CAM Investment Grade Weekly Insights


CAM Investment Grade Weekly Insights

Investment grade corporate spreads drifted wider mid-week before firming on Thursday and into Friday morning. As we go to print, spreads for the corporate index are now unchanged for the week.

According to Wells Fargo, IG fund flows for the week of August 9-August 15 were +$910 million. IG flows are now +$88.544 billion YTD.

Per Bloomberg, $29.950 billion of new issuance printed during the week. Relatively speaking, this was a robust week for issuance considering that it is mid-August, a time that is typically associated with lower levels of supply.  In fact, the consensus issuance figure for August was $60bln and that has already been surpassed with $66.2bln in new issuance month to date.  Bloomberg’s tally of YTD total issuance stands at $763.684bn.

Despite a relative deluge of supply, dealer inventories remain very low, near their lowest levels since 2013.

 


(PR Newswire) Aircastle Corporate and Senior Unsecured Credit Ratings Upgraded to Baa3 by Moody’s

  • Company now one of only two industry players with investment grade ratings from the three major credit rating agencies
  • Mike Inglese, Aircastle’s Chief Executive Officer, stated, “Aircastle is now part of a select group of global aircraft leasing companies with investment grade credit ratings from all three major rating agencies.  We are very pleased that Moody’s, S&P and Fitch recognize the strength of Aircastle’s business platform and our unique position in the industry.”  Mr. Inglese continued, “As the leading investor in the secondary aircraft market, Aircastle is positioned to continue to grow in a disciplined and profitable manner.  We believe that three investment grade credit ratings will substantially broaden Aircastle’s liquidity base and funding access, and should enable us to efficiently raise competitively priced capital in the global markets to further drive profitable growth.”

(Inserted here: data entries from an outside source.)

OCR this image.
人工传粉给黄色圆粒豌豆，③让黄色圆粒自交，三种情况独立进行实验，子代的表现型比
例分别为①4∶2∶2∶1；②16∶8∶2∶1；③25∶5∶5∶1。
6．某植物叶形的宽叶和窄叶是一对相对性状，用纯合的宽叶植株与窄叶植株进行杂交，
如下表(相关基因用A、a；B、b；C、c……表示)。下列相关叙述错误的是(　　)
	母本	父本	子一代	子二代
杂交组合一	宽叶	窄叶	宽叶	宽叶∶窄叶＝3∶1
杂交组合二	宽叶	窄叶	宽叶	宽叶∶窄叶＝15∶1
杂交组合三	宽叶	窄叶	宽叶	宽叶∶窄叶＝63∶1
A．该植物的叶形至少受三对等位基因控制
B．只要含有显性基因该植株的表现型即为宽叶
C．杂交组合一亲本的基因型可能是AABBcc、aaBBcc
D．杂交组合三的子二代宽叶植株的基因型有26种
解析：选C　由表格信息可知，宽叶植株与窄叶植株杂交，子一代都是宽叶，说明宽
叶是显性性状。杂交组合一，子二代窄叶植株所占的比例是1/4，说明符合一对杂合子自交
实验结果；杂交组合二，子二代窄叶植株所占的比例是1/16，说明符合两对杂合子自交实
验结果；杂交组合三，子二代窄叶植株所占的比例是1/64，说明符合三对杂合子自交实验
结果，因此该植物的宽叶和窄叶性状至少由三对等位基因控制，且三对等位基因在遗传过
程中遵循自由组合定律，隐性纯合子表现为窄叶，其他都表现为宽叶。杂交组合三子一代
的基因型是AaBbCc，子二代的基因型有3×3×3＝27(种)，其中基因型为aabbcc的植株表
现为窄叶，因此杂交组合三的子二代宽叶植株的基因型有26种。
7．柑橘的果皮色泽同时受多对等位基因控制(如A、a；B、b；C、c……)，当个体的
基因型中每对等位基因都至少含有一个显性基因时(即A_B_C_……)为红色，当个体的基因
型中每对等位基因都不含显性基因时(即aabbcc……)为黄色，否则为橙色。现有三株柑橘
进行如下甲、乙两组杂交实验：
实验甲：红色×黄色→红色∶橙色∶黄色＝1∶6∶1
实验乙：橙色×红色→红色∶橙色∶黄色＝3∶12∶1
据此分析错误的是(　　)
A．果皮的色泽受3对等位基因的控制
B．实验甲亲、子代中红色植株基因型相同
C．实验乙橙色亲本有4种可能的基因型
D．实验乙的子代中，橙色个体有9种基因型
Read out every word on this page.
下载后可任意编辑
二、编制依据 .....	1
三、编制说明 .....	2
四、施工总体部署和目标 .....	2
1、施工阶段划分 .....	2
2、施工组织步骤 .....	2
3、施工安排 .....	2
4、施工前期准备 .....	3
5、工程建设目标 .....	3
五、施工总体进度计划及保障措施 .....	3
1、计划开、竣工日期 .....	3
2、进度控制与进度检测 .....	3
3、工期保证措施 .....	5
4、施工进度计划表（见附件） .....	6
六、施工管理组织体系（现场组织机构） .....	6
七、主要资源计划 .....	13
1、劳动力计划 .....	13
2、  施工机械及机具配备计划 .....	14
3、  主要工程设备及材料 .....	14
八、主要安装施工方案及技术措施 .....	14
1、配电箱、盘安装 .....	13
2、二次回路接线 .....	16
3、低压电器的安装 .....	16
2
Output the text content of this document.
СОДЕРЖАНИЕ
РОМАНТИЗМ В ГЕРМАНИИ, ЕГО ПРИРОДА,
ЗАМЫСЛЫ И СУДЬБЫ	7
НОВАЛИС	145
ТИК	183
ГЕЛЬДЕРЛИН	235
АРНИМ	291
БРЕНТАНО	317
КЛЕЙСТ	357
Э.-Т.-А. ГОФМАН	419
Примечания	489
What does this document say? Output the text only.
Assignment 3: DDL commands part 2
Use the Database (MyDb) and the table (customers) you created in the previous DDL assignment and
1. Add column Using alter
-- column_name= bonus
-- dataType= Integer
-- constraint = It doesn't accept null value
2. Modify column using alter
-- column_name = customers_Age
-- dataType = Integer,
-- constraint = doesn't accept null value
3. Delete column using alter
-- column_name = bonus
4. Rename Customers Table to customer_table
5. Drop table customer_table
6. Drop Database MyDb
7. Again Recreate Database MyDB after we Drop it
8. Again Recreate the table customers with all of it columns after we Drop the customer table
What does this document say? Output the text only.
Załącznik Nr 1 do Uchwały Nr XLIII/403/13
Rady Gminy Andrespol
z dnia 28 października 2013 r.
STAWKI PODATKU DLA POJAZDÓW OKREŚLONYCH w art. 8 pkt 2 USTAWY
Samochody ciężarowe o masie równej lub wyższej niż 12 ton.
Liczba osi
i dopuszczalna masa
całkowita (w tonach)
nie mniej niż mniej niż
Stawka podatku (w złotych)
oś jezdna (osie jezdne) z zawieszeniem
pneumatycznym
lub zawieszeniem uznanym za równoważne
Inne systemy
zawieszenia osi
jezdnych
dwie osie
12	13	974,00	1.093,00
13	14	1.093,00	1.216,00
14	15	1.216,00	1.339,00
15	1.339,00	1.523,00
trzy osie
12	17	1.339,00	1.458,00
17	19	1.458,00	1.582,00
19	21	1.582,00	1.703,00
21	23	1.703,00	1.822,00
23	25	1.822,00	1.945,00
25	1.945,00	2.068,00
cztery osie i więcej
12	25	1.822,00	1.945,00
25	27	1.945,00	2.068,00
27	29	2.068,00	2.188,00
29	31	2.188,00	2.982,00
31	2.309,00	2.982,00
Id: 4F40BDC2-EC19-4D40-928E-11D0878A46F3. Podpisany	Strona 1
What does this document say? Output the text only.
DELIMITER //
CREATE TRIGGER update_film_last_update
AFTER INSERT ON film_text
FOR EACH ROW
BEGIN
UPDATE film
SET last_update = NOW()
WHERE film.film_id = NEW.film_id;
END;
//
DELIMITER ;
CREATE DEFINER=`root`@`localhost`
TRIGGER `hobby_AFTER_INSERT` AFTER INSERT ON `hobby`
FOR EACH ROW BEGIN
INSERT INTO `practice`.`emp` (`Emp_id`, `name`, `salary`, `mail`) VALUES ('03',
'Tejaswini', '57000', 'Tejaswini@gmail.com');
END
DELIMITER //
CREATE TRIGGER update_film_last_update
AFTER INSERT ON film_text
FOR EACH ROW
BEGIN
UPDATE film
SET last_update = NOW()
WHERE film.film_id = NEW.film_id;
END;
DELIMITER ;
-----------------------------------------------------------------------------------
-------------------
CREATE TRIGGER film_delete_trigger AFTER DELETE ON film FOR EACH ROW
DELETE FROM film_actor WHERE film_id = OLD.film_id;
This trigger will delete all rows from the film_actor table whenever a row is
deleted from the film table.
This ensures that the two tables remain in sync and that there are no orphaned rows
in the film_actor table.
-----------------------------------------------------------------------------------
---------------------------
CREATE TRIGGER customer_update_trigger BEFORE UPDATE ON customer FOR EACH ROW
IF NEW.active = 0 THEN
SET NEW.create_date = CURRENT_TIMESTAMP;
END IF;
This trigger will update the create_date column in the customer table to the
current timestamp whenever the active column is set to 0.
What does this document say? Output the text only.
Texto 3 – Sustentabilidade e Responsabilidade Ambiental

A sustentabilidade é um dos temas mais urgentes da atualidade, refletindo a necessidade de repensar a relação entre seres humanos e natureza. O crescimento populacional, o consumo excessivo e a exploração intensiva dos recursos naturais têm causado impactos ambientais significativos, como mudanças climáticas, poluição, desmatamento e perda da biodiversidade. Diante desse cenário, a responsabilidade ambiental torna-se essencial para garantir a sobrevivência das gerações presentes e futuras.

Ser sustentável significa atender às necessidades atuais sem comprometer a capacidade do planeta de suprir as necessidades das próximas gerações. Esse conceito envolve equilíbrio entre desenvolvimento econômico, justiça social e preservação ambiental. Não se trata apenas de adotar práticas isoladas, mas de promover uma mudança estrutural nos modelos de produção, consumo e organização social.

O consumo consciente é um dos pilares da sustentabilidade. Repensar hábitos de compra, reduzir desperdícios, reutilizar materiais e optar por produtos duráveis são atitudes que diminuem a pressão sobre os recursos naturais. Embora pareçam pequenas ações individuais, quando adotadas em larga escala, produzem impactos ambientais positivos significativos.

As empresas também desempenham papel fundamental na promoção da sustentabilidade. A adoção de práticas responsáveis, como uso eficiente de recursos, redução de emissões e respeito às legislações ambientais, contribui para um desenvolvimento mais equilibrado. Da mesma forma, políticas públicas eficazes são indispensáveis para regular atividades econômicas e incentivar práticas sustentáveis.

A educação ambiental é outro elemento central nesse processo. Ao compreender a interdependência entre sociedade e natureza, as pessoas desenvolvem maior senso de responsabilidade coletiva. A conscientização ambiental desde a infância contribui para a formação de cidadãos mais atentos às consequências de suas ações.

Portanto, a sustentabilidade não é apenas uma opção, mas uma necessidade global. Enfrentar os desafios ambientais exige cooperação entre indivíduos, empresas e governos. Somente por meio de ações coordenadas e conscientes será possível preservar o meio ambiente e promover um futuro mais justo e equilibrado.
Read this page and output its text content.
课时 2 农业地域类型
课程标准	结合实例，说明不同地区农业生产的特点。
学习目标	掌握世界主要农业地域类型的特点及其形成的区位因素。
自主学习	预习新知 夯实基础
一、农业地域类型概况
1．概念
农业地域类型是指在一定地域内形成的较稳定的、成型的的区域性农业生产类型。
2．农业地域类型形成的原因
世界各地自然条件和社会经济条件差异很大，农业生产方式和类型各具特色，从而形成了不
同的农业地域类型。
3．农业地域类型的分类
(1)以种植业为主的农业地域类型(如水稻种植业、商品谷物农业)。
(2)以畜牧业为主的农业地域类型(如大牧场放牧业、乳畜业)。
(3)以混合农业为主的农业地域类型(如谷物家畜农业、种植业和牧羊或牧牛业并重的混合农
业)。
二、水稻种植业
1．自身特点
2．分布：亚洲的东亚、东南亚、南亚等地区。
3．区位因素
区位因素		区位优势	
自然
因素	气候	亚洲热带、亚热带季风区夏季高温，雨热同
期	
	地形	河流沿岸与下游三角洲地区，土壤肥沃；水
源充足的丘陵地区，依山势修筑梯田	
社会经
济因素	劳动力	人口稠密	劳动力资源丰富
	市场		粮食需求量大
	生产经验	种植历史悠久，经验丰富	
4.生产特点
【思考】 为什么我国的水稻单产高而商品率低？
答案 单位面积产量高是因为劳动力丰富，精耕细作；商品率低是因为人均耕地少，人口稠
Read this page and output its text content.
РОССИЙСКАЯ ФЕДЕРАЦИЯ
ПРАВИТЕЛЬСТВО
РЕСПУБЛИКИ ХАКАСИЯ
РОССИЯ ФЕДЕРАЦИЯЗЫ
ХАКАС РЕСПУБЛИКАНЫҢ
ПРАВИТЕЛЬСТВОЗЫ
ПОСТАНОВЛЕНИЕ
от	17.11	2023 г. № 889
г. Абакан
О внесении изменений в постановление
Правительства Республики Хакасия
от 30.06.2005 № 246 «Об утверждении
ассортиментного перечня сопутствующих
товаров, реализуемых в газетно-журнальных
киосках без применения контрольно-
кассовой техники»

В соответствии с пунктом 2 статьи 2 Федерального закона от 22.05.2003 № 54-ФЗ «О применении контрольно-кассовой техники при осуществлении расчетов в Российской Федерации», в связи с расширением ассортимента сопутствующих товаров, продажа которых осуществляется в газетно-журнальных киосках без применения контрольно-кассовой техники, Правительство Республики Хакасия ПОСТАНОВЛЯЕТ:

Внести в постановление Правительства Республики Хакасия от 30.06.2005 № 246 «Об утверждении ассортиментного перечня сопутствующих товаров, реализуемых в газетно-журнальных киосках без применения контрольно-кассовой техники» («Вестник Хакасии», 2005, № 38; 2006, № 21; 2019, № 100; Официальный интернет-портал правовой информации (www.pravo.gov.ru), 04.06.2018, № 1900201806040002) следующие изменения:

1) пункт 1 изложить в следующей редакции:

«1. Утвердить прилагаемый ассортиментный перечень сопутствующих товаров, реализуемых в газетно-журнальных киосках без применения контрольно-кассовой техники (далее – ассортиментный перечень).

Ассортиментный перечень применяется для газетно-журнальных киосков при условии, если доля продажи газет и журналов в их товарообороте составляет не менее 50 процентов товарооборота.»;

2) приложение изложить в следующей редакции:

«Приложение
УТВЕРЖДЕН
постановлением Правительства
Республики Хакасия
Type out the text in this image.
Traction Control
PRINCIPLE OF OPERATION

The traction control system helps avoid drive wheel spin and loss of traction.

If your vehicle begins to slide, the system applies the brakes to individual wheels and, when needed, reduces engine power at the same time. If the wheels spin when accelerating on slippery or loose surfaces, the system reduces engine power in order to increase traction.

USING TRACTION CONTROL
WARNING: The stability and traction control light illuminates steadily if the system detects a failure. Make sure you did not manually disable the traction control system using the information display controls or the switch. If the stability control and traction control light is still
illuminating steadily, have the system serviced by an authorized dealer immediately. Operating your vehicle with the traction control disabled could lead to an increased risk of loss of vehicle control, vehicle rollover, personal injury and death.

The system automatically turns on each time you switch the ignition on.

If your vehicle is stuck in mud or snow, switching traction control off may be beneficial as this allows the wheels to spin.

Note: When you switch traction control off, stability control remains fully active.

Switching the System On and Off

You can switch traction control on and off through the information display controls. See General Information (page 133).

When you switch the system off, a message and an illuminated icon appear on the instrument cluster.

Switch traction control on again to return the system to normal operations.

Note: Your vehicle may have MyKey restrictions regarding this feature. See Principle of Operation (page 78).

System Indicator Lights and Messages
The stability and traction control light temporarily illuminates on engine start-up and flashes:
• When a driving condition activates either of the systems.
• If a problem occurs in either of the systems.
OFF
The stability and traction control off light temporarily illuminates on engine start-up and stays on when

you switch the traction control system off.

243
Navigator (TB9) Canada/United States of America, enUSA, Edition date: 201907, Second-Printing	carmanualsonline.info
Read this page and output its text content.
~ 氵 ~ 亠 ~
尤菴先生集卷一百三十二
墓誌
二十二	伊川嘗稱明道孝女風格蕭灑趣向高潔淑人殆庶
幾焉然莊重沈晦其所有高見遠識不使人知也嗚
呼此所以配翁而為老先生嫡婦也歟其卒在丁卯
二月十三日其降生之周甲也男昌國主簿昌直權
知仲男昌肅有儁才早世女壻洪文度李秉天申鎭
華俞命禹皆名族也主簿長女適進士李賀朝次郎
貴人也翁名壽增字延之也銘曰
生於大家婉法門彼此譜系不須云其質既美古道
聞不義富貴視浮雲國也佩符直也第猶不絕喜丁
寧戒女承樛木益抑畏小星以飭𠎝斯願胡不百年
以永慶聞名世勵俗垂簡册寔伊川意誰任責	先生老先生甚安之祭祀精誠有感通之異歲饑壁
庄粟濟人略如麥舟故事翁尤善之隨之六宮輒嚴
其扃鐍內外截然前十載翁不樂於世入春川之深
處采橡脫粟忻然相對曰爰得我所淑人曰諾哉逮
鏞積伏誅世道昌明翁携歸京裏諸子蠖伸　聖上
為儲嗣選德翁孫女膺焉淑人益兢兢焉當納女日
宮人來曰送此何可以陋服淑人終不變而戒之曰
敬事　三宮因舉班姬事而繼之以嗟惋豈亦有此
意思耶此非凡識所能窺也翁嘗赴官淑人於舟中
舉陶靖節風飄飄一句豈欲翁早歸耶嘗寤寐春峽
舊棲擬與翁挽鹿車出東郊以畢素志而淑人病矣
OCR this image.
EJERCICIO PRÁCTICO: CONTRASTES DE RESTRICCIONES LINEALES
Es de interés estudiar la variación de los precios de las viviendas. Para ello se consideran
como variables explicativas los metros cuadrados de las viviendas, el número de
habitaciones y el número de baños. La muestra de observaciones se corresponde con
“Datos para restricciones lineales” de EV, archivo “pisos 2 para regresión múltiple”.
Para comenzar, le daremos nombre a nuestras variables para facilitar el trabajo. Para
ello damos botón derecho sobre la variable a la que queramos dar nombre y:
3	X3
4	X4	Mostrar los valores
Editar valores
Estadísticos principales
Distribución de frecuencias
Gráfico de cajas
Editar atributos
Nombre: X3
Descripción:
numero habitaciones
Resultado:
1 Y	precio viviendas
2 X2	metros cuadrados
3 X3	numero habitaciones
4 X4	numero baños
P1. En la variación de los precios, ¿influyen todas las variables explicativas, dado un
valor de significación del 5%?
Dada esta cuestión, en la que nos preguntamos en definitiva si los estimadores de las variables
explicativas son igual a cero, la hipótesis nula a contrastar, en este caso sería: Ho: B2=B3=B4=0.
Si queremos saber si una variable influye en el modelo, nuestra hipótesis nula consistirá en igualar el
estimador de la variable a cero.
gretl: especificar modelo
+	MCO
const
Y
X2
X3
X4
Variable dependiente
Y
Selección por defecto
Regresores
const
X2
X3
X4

(Bloomberg) Bayer Vows Stronger Roundup Defense as It Absorbs Monsanto           

  • The German drug and chemical giant said it will formally absorb the U.S. company after selling some crop-science businesses to competitor BASF SE to resolve regulatory concerns. Because U.S. authorities insisted that the businesses operate separately until that sale was complete, Bayer said it previously had been barred from steering Monsanto’s legal strategy.
  • That will now change as the stakes mount in the U.S. battle over Roundup. Bayer is facing $289 million in damages after Monsanto lost the first court case stemming from claims that the weed killer causes cancer. Even if a judge overturns or reduces the award, the trial will probably be the first of many: More than 5,000 U.S. residents have joined similar suits.
  • “Bayer did not have access to detailed internal information at Monsanto,” the Leverkusen, Germany-based company said in a statement. “Today, however, Bayer also gains the ability to become actively involved in defense efforts.”
  • The move to integrate the companies came as Bayer shares continued their slide in the wake of the court ruling, falling as much as 6.6 percent on Thursday. The company has lost about 16 billion euros ($18 billion) in market value this week, since the jury’s award in the Roundup case.
  • Bayer said on Thursday it’s considering its options for further legal action regarding the California listing, saying it “requires judicial intervention and correction.”
  • Bayer is also facing lawsuits in the U.S. over dicamba, another herbicide in Monsanto’s portfolio. The German company said it will also take an active role in any claims for damages over dicamba.


(The Canadian Press) Constellation Brands spending $5 billion to boost stake in Canopy Growth

  • Constellation Brands has signed a deal to invest $5 billion in Canopy Growth Corp. to increase its stake in the marijuana company to 38 per cent and make it its exclusive global cannabis partner.
  • The owner of Corona beer described the deal as the biggest investment yet in the burgeoning marijuana industry.
  • “Over the past year, we’ve come to better understand the cannabis market, the tremendous growth opportunity it presents, and Canopy’s market-leading capabilities in this space,” Constellation Brands chief executive Rob Sands said in a statement.
  • “We look forward to supporting Canopy as they extend their recognized global leadership position in the medical and recreational cannabis space.”
  • Makers of alcoholic beverages, searching for new sources of growth as their traditional business slows in many developed markets, are looking to cannabis as Canada and some U.S. states ease regulations. Molson Coors Brewing Co. has started a joint venture with Hydropothecary Corp. to develop non-alcoholic, cannabis-infused beverages for the Canadian market. Heineken NV’s Lagunitas craft-brewing label has launched a brand specializing in non-alcoholic drinks infused with THC, the active ingredient in marijuana.